I’m not jumping up and down with God written on my pom-poms. I was nine when my sister was dragged dead from my mother. I never asked why? I didn’t need to know. I knew whose fault it was.
Up until the age of nine I believed in God. I had to. Each morning before lessons started we were forced to sing the Lord’s Prayer. Then we had Religious Education classes, special events at Easter and the Christmas Nativity. Who didn’t want to be someone religiously iconic?
Most importantly, up until the age of nine, when you die you much preferred an elevator to heaven than a descent into a bed of mud and maggots with a tombstone as a headboard.
And then Rachel died.
It was a senseless and pointless death.
There was no God.
My mind was closed on the matter.
It’s taken me over 30-years for it to open again, to allow my religious schema to be picked apart, poked and prodded. The old framework is being burned, the embers are flashing into the air like flirtatious and fornicating fireflies. The door to my mind is open. It feels good.
My history with alcohol is similar.
When it comes to drinking alcohol people believe they are making a choice. I don’t believe it’s that simple. I believe the choice is heavily biased towards taking that pint glass and licking your sins away. That’s not a choice. Neither was the way I found God, lost him, and then started to wonder if I could find him again?
The mind is a mysterious thing.
Napoleon Hill once said: “Whatever the mind can conceive and believe, it can achieve.”

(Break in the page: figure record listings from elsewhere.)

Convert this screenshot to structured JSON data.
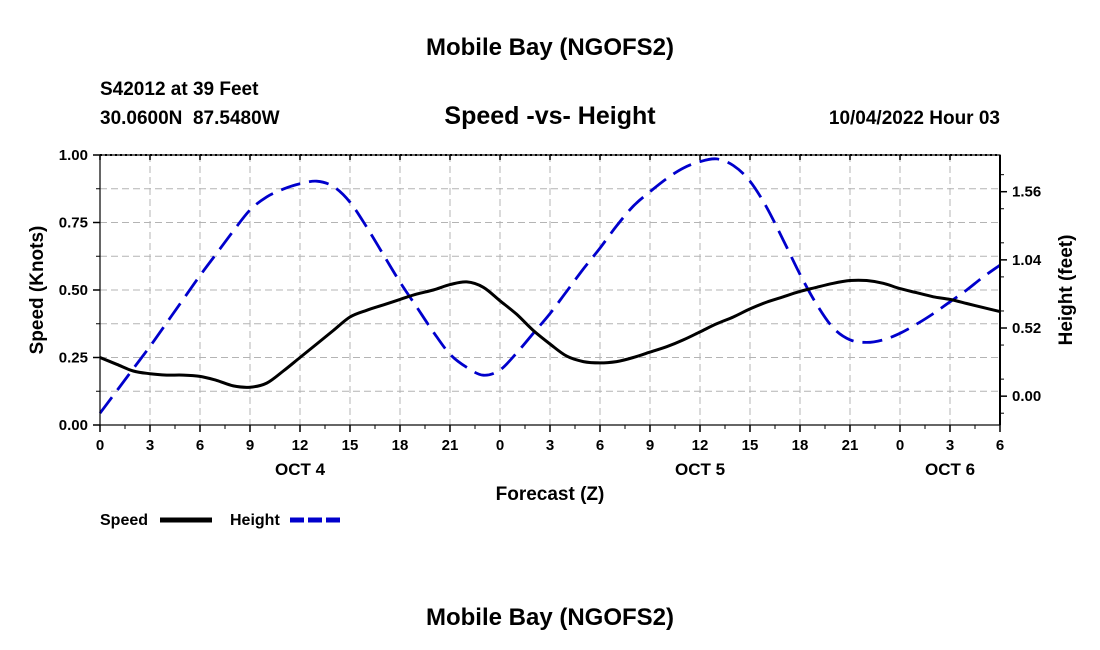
{
  "header": {
    "title": "Mobile Bay (NGOFS2)",
    "station": "S42012 at 39 Feet",
    "coords": "30.0600N  87.5480W",
    "subtitle": "Speed -vs- Height",
    "datetime": "10/04/2022 Hour 03"
  },
  "footer": {
    "title": "Mobile Bay (NGOFS2)"
  },
  "legend": {
    "speed_label": "Speed",
    "height_label": "Height"
  },
  "colors": {
    "speed": "#000000",
    "height": "#0000cc",
    "grid": "#b4b4b4"
  },
  "chart_data": {
    "type": "line",
    "xlabel": "Forecast (Z)",
    "ylabel_left": "Speed (Knots)",
    "ylabel_right": "Height (feet)",
    "x_unit": "hours",
    "xlim": [
      0,
      54
    ],
    "x_ticks": [
      0,
      3,
      6,
      9,
      12,
      15,
      18,
      21,
      24,
      27,
      30,
      33,
      36,
      39,
      42,
      45,
      48,
      51,
      54
    ],
    "x_tick_labels": [
      "0",
      "3",
      "6",
      "9",
      "12",
      "15",
      "18",
      "21",
      "0",
      "3",
      "6",
      "9",
      "12",
      "15",
      "18",
      "21",
      "0",
      "3",
      "6"
    ],
    "day_labels": [
      {
        "x": 12,
        "label": "OCT 4"
      },
      {
        "x": 36,
        "label": "OCT 5"
      },
      {
        "x": 51,
        "label": "OCT 6"
      }
    ],
    "ylim_left": [
      0,
      1
    ],
    "y_ticks_left": [
      0,
      0.25,
      0.5,
      0.75,
      1.0
    ],
    "y_tick_labels_left": [
      "0.00",
      "0.25",
      "0.50",
      "0.75",
      "1.00"
    ],
    "ylim_right": [
      -0.22,
      1.84
    ],
    "y_ticks_right": [
      0,
      0.52,
      1.04,
      1.56
    ],
    "y_tick_labels_right": [
      "0.00",
      "0.52",
      "1.04",
      "1.56"
    ],
    "grid": true,
    "series": [
      {
        "name": "Speed",
        "axis": "left",
        "style": "solid",
        "x": [
          0,
          1,
          2,
          3,
          4,
          5,
          6,
          7,
          8,
          9,
          10,
          11,
          12,
          13,
          14,
          15,
          16,
          17,
          18,
          19,
          20,
          21,
          22,
          23,
          24,
          25,
          26,
          27,
          28,
          29,
          30,
          31,
          32,
          33,
          34,
          35,
          36,
          37,
          38,
          39,
          40,
          41,
          42,
          43,
          44,
          45,
          46,
          47,
          48,
          49,
          50,
          51,
          52,
          53,
          54
        ],
        "values": [
          0.25,
          0.225,
          0.2,
          0.19,
          0.185,
          0.185,
          0.18,
          0.165,
          0.145,
          0.14,
          0.155,
          0.2,
          0.25,
          0.3,
          0.35,
          0.4,
          0.425,
          0.445,
          0.465,
          0.485,
          0.5,
          0.52,
          0.53,
          0.51,
          0.46,
          0.41,
          0.35,
          0.3,
          0.255,
          0.235,
          0.23,
          0.235,
          0.25,
          0.27,
          0.29,
          0.315,
          0.345,
          0.375,
          0.4,
          0.43,
          0.455,
          0.475,
          0.495,
          0.51,
          0.525,
          0.535,
          0.535,
          0.525,
          0.505,
          0.49,
          0.475,
          0.465,
          0.45,
          0.435,
          0.42
        ]
      },
      {
        "name": "Height",
        "axis": "right",
        "style": "dashed",
        "x": [
          0,
          1,
          2,
          3,
          4,
          5,
          6,
          7,
          8,
          9,
          10,
          11,
          12,
          13,
          14,
          15,
          16,
          17,
          18,
          19,
          20,
          21,
          22,
          23,
          24,
          25,
          26,
          27,
          28,
          29,
          30,
          31,
          32,
          33,
          34,
          35,
          36,
          37,
          38,
          39,
          40,
          41,
          42,
          43,
          44,
          45,
          46,
          47,
          48,
          49,
          50,
          51,
          52,
          53,
          54
        ],
        "values": [
          -0.13,
          0.04,
          0.21,
          0.38,
          0.56,
          0.74,
          0.92,
          1.09,
          1.26,
          1.42,
          1.52,
          1.58,
          1.62,
          1.64,
          1.6,
          1.48,
          1.29,
          1.08,
          0.87,
          0.68,
          0.49,
          0.32,
          0.22,
          0.16,
          0.2,
          0.33,
          0.48,
          0.63,
          0.8,
          0.97,
          1.13,
          1.3,
          1.45,
          1.56,
          1.66,
          1.74,
          1.79,
          1.81,
          1.76,
          1.64,
          1.44,
          1.19,
          0.93,
          0.7,
          0.52,
          0.43,
          0.41,
          0.43,
          0.48,
          0.55,
          0.63,
          0.72,
          0.81,
          0.91,
          1.0
        ]
      }
    ]
  }
}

I am here to help you conceive and achieve.
You have to believe.
I believed in God because it fitted the schema that was presented to me as a child. My parents didn’t push God into my brain, but my school did. I was at school more than I was at home. My teachers told me that God was real so he was real. I was programmed to believe in God.
Was that a choice?
I believed that alcohol offered me benefits because I was bombarded with images, words and sensations that told me that was the case. This began from the moment I was born. Not only was I subjected to a barrage of advertising, but also the main mentors in my life supported this theory. Parents, Grandparents, teachers, Santa Claus – they all loved to get pissed up. I was programmed to believe that alcohol was good.
Was that a choice?
Once you accept things, as is, you close your mind and move on. Our mind is an energy saving device. It’s easier to adopt the status quo than go searching for some other answer.

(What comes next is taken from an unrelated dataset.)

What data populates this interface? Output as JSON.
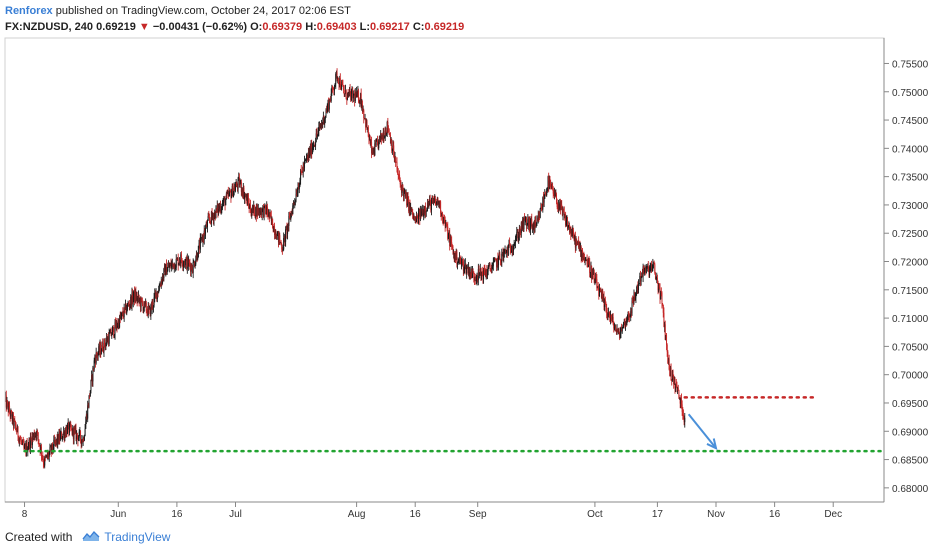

The closed mind is a poisoned mind. It’s hot and stuffy. You cannot breathe. The world smiles upon you for your choice. You are all crunched together like ribs in a 1800s corset. Birds of a feather flock together and you are a pack of vultures living off the smiles of the open-minded folk. Snap. Snap. Snap.
Open your mind.
Be prepared to be the white-faced man standing in a street full of soot. Be different. Bring a touch of marvel to your life. When you open your mind your schemas can be changed. A new map of the world begins to unfurl before you. It’s a world that has never before been explored. We were born to explore.
It’s not easy.
It’s like trimming your bush with a musty shard of glass as your aid.
One snip and it’s…gone.
I learned to open my mind by reading. It expanded by listening to the views of people I respected. This was another schema brought into play, this time for good use. It went a little something like this:
This person is smarter than me because he or she wrote a book therefore I will give what they say some weighty consideration.
I started to believe in the power of prayer after Dr. Larry Dossey revealed scientific evidence that it made a difference to the lives of plants in his book Healing Words; I started to believe that my back pain was caused by my divorce after John Sarno introduced me to TMS in his book Healing Back Pain, and I believed that alcohol offered me zero benefits when Allen Carr asked me to take a leap of faith after reading the Easyway to Control Alcohol.
In each case they asked me to open my mind. I did. I am glad I did. I want you to be glad you did as well.
Podcasts are another great way to open your mind. My three current favorites are from James Altucher, Tim Ferriss and Dave Asprey. All three interview top thinkers from throughout the world who all have open minds.
Here is a little secret.
Nobody achieves anything with a closed mind.
Loosen the straight jacket.
We are conditioned creatures. We expect things to be a certain way. We expect things to happen in a certain sequence. When it doesn’t, it fucks up our qi.
We didn’t even create most of our beliefs and values. We inherited them when we still believed babies were delivered by storks, Santa managed to get around the entire world in one night and a fairy would take our rotten teeth and leave money.
People fail because they don’t believe they can do it. They don’t believe they can do it because they have a closed mind. If you want to quit drinking, and learn from me as to how to do that, then you need an open mind. It’s one of the critical components in this machine.
Now grab your pom-poms.
Write the words ‘Open Mind” on them and start jumping up and down.